Megaworld, ALI REITs post strong growth

Richmond Mercurio – The Philippine Star

November 14, 2025 | 12:00am

MANILA, Philippines — The real estate investment trusts (REIT) of property giants Megaworld Corp. and Ayala Land Inc. (ALI) registered strong growth from January to September due to robust operations of their respective portfolios.

MREIT Inc. delivered a 27 percent year-on-year increase in distributable income to P2.8 billion as revenues expanded by 33 percent to P4.13 billion, supported by sustained tenant demand and cost efficiency across its portfolio.

In the third quarter, the company’s distributable income jumped by 29 percent year-on-year to P935 million, fueled by the contribution of six newly acquired office properties in 2024, higher occupancy and sustained rental escalations.

“Our strong performance this quarter reflects not only the resilience of our office portfolio but also our readiness for the next wave of growth,” MREIT president and CEO Jose Arnulfo Batac said.

“With market conditions turning more favorable, we are well-positioned to pursue our long-term expansion plans and deliver sustained value to our shareholders,” Batac said.

As of end-September, MREIT’s portfolio occupancy rose to 92 percent with the successful onboarding of traditional and BPO tenants across its office towers.

The company is also anticipating regulatory approval to increase its authorized capital stock to P8 billion from P5 billion, enabling it to acquire new assets in its upcoming wave of property infusions.

For the next round, MREIT is looking at 10 office properties with a combined gross leasable area of around 198,500 square meters.

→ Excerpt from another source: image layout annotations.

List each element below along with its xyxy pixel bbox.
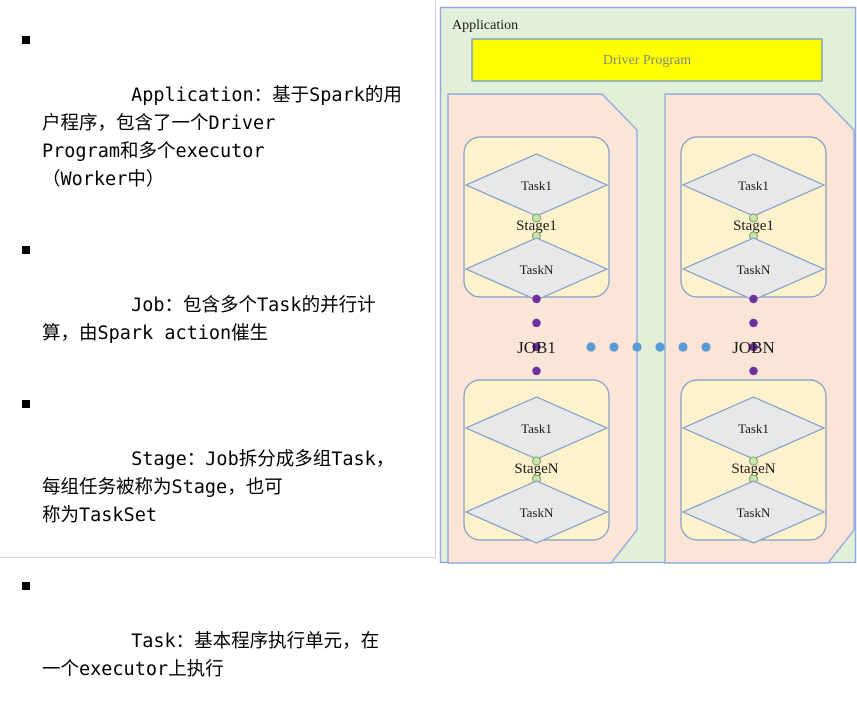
- vertical-ellipsis-dot: [532, 367, 540, 375]
- square-bullet-icon: [22, 582, 30, 590]
- list-item-application: Application：基于Spark的用 户程序，包含了一个Driver Pr…: [14, 26, 421, 222]
- horizontal-ellipsis-dot: [609, 342, 618, 351]
- bullet-text-panel: Application：基于Spark的用 户程序，包含了一个Driver Pr…: [0, 0, 436, 558]
- horizontal-ellipsis-dot: [586, 342, 595, 351]
- vertical-ellipsis-dot: [532, 319, 540, 327]
- list-item-text: Stage：Job拆分成多组Task， 每组任务被称为Stage，也可 称为Ta…: [42, 449, 394, 526]
- square-bullet-icon: [22, 400, 30, 408]
- vertical-ellipsis-dot: [749, 295, 757, 303]
- horizontal-ellipsis-dot: [655, 342, 664, 351]
- slide-canvas: Application：基于Spark的用 户程序，包含了一个Driver Pr…: [0, 0, 857, 564]
- square-bullet-icon: [22, 36, 30, 44]
- spark-application-diagram: Application Driver Program Task1 Stage1 …: [439, 6, 857, 564]
- jobn-stage1-taskn-label: TaskN: [737, 262, 771, 277]
- job1-stage1-taskn-label: TaskN: [520, 262, 554, 277]
- list-item-text: Job：包含多个Task的并行计 算，由Spark action催生: [42, 295, 376, 344]
- list-item-job: Job：包含多个Task的并行计 算，由Spark action催生: [14, 236, 421, 376]
- application-label: Application: [452, 18, 518, 33]
- bullet-list: Application：基于Spark的用 户程序，包含了一个Driver Pr…: [0, 0, 435, 712]
- horizontal-ellipsis-dot: [678, 342, 687, 351]
- list-item-stage: Stage：Job拆分成多组Task， 每组任务被称为Stage，也可 称为Ta…: [14, 390, 421, 558]
- job1-label: JOB1: [517, 338, 556, 357]
- job1-stagen-taskn-label: TaskN: [520, 505, 554, 520]
- jobn-label: JOBN: [732, 338, 775, 357]
- vertical-ellipsis-dot: [532, 295, 540, 303]
- jobn-stagen-taskn-label: TaskN: [737, 505, 771, 520]
- horizontal-ellipsis-dot: [701, 342, 710, 351]
- driver-program-label: Driver Program: [603, 53, 691, 68]
- jobn-stage1-task1-label: Task1: [738, 178, 769, 193]
- vertical-ellipsis-dot: [749, 367, 757, 375]
- jobn-stagen-task1-label: Task1: [738, 421, 769, 436]
- job1-stagen-task1-label: Task1: [521, 421, 552, 436]
- list-item-text: Application：基于Spark的用 户程序，包含了一个Driver Pr…: [42, 85, 402, 190]
- list-item-text: Task：基本程序执行单元，在 一个executor上执行: [42, 631, 379, 680]
- vertical-ellipsis-dot: [749, 319, 757, 327]
- horizontal-ellipsis-dot: [632, 342, 641, 351]
- square-bullet-icon: [22, 246, 30, 254]
- job1-stage1-task1-label: Task1: [521, 178, 552, 193]
- list-item-task: Task：基本程序执行单元，在 一个executor上执行: [14, 572, 421, 712]
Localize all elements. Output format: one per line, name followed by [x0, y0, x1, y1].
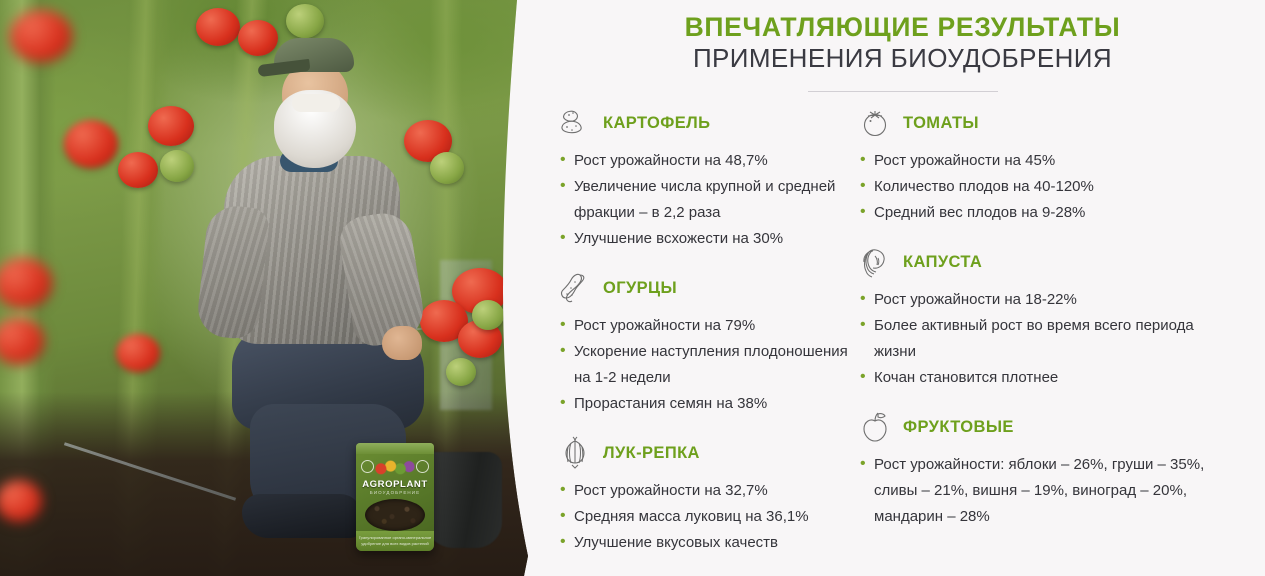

After completing the round of office infusions, MREIT said that it is also preparing to begin the acquisition of several mall assets to further diversify its portfolio, allowing investors to benefit from the strong retail performance and record-high occupancy of Megaworld Lifestyle Malls.

The planned infusion will be based on the valuation of the properties and subject to compliance with the REIT law’s minimum public float requirements.

Once approved and completed, the assets will expand MREIT’s portfolio by about 41 percent to 680,000 square meters from the current 482,000 square meters.

AREIT Inc., meanwhile, reported a net income, excluding the net fair value change in investment properties, of P7 billion in the first three quarters, a 39-percent surge year-on-year.

AREIT’s revenues climbed by 34 percent year-on-year to P9.5 billion.

The company attributed its growth during the nine-month period to contributions from its 2025 and 2024 acquisitions, alongside stable operations of its existing portfolio.

In September, AREIT secured approval from the Securities and Exchange Commission for its property-for-share swap with ALI and its subsidiaries, Accendo Commercial Corp. and Cagayan de Oro Gateway Corp.

The transaction involved the issuance of 505.89 million AREIT shares in exchange for eight prime commercial assets in Visayas and Mindanao valued at P21 billion.

AREIT said the new assets started contributing to the company’s earnings on July 1, 2025.

The additions expanded the company’s total gross leasable area to 4.3 million square meters, including 1.4 million square meters of building GLA.

AREIT’s assets under management rose to P138.9 billion, spanning a diversified portfolio of offices, retail, hotels and industrial land.